O Globo, Sociedade, p. 27
Autor: KAHN, Suzana
02 de Jun de 2017

'Trump só formalizou posição que todos sabiam que tinha'
Para a presidente do Painel Brasileiro de Mudanças Climáticas, saída dos EUA pode até ajudar negociações pendentes do Acordo de Paris

Suzana Kahn

Cesar Baima

RIO - Presidente do Painel Brasileiro de Mudanças Climáticas (PBMC) e professora da Coppe, a engenheira Suzana Kahn avalia que o anúncio do presidente Donalda Trump da retirada dos EUA do Acordo de Paris poderá até ajudar na implementação do mesmo e reforçar a união e compromisso das demais nações do planeta com a luta contra o aquecimento global.

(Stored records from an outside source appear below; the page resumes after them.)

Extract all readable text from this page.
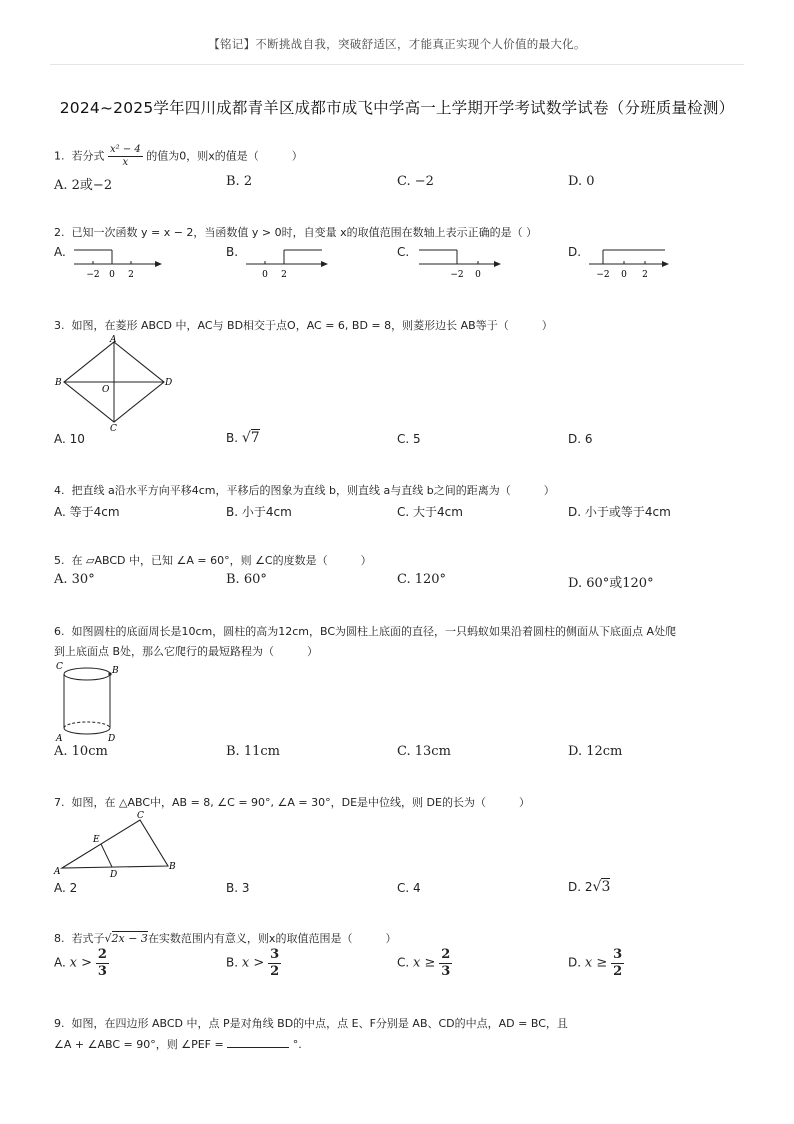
【铭记】不断挑战自我，突破舒适区，才能真正实现个人价值的最大化。
2024~2025学年四川成都青羊区成都市成飞中学高一上学期开学考试数学试卷（分班质量检测）
1. 若分式 $\frac{\text{x² − 4}}{x}$ 的值为0，则x的值是（　　　）
A. 2或−2	B. 2	C. −2	D. 0
2. 已知一次函数 y = x − 2，当函数值 y > 0时，自变量 x的取值范围在数轴上表示正确的是（ ）
A.	B.	C.	D.
−2 0 2	0 2	−2 0	−2 0 2
3. 如图，在菱形 ABCD 中，AC与 BD相交于点O，AC = 6, BD = 8，则菱形边长 AB等于（　　　）
A
B
C
D
O
A. 10	B. √7	C. 5	D. 6
4. 把直线 a沿水平方向平移4cm，平移后的图象为直线 b，则直线 a与直线 b之间的距离为（　　　）
A. 等于4cm	B. 小于4cm	C. 大于4cm	D. 小于或等于4cm
5. 在 ▱ABCD 中，已知 ∠A = 60°，则 ∠C的度数是（　　　）
A. 30°	B. 60°	C. 120°	D. 60°或120°
6. 如图圆柱的底面周长是10cm，圆柱的高为12cm，BC为圆柱上底面的直径，一只蚂蚁如果沿着圆柱的侧面从下底面点 A处爬
到上底面点 B处，那么它爬行的最短路程为（　　　）
C	B
A	D
A. 10cm	B. 11cm	C. 13cm	D. 12cm
7. 如图，在 △ABC中，AB = 8, ∠C = 90°, ∠A = 30°，DE是中位线，则 DE的长为（　　　）
C
A	B
E
D
A. 2	B. 3	C. 4	D. 2√3
8. 若式子√2x − 3在实数范围内有意义，则x的取值范围是（　　　）
A. $x > \frac{2}{3}$	B. $x > \frac{3}{2}$	C. $x \ge \frac{2}{3}$	D. $x \ge \frac{3}{2}$
9. 如图，在四边形 ABCD 中，点 P是对角线 BD的中点，点 E、F分别是 AB、CD的中点，AD = BC，且
∠A + ∠ABC = 90°，则 ∠PEF =	°.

Qual impacto a decisão de Trump pode ter sobre o Acordo de Paris?
Minha expectativa é de que haja uma união ainda maior dos demais países do mundo em torno dos compromissos do acordo e da luta contra as mudanças climáticas, enquanto os EUA ficam cada vez mais isolados, e não só com relação ao clima. Dado o fato de Trump ser o presidente dos EUA, a saída do país pode até ajudar o acordo, que pressupõe uma série de negociações sobre suas regras de implementação que estão em curso e que os negociadores americanos poderiam atrapalhar. Como segundo maior emissor de gases-estufa do planeta e uma economia importantíssima, os EUA tanto têm o poder de alavancar estas discussões quanto um poder muito grande de travá-las. Mas, com os EUA fora do acordo, isso pode até acelerar algumas decisões.

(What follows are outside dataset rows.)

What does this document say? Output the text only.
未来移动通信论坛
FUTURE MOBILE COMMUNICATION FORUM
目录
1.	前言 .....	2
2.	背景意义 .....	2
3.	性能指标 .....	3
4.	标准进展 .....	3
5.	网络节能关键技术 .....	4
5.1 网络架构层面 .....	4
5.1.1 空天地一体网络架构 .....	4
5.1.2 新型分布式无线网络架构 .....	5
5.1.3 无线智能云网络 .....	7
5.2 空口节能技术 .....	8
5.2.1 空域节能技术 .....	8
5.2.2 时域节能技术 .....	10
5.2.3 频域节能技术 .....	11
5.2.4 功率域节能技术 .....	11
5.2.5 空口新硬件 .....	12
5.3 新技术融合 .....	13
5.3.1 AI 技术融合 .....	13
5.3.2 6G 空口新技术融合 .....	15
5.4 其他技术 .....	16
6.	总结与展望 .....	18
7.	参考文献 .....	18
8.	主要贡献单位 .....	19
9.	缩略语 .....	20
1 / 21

Então o anúncio da retirada dos EUA não deverá ter grandes efeitos?
Trump só fez formalizar uma posição que todos já sabíamos que tinha. Ele é muito midiático e uma declaração como esta chama a atenção, mas não passa de uma satisfação que está dando a setores da economia americana que apoiaram sua campanha, como o do carvão. Além disso, Trump diz que quer colocar os EUA em primeiro lugar como se as mudanças climáticas não fossem afetar os próprios EUA, e a verdade é que estudos indicam que o país também será duramente atingido, em especial a área da Flórida.

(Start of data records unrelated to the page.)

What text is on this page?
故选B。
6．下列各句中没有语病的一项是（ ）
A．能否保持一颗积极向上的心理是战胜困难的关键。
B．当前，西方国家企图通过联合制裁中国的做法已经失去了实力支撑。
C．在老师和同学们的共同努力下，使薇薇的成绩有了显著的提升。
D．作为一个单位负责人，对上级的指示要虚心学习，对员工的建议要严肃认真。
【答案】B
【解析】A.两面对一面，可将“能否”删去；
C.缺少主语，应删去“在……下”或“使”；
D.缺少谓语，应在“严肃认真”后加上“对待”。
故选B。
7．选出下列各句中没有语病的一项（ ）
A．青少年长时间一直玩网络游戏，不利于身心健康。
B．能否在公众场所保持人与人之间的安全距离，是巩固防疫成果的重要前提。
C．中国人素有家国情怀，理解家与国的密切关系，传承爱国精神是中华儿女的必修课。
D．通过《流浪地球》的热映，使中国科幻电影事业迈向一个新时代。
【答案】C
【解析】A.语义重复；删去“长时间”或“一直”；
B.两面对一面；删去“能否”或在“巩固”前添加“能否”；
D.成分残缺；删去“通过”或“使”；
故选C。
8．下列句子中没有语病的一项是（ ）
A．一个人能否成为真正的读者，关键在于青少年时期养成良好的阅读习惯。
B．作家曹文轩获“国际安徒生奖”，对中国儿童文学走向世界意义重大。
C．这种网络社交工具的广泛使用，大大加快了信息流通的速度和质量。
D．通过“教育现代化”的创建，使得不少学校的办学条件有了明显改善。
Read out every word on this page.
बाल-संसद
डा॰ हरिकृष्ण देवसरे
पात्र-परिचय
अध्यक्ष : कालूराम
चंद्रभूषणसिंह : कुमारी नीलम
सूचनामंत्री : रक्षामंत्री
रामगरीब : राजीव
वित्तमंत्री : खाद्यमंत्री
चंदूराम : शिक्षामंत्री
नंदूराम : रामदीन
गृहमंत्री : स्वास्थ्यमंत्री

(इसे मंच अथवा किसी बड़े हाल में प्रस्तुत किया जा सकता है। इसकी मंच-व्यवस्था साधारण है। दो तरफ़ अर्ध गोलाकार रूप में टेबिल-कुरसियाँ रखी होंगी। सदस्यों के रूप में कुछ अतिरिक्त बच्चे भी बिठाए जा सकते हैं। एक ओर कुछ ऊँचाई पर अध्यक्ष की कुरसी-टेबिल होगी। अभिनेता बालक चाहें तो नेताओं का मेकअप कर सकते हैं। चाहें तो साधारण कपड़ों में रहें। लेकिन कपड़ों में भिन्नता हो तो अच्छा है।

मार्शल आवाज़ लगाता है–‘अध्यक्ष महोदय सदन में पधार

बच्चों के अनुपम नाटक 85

Para sair de fato do Acordo de Paris, Trump tem dois caminhos oficiais: retirar os EUA da Convenção-Quadro da ONU sobre Mudanças Climáticas, assinada na Rio-92, ou esperar os três anos desde a ratificação da adesão dos EUA previstos no próprio acordo para solicitar sua exclusão, em processo que poderá demorar mais um ano e só terminar bem no fim de seu mandato, no segundo semestre de 2020. Outra opção, ainda, é simplesmente não cumprir as metas propostas de redução das emissões, já que o acordo também não prevê nenhuma punição por isso. Qual caminho a senhora acha que Trump vai seguir?
Sair da convenção-quadro é mais complicado porque ela é muito mais abrangente que o Acordo de Paris. Mas minha expectativa é que não aconteça de fato nada, com os EUA continuando a integrar o acordo, mas sem fazerem nada do que prometeram, como já era esperado com Trump na Presidência do país. Outra questão chave é o apoio financeiro aos países pobre e em desenvolvimento para enfrentarem as mudanças climáticas, já que o acordo não é só de redução de emissões. E aqui, novamente, o anúncio de Trump não faz qualquer diferença, já que desde que ele assumiu o cargo os EUA não estavam mesmo repassando o dinheiro prometido.

E quanto ao Brasil? Qual deve ser a postura do país diante do anúncio de Trump?
O Brasil vai continuar a levar à frente o que já estava fazendo. Estamos numa posição muito confortável e vamos cumprir facilmente os compromissos que colocamos na mesa do acordo. É uma situação privilegiada frente ao resto do mundo. Mas apesar de o país não dever reagir individualmente, como nação emergente o Brasil deverá adotar uma postura de um pouco mais de indignação e se alinhar coletivamente ao G77, que reúne diversos países africanos e insulares que precisam muito destes recursos dos países mais ricos para enfrentar os efeitos das mudanças climáticas. Prevejo uma reação muito grande de outros países, talvez até com boicotes, em especial a produtos com uma pegada de carbono grande, que podem atrapalhar em muito a economia americana.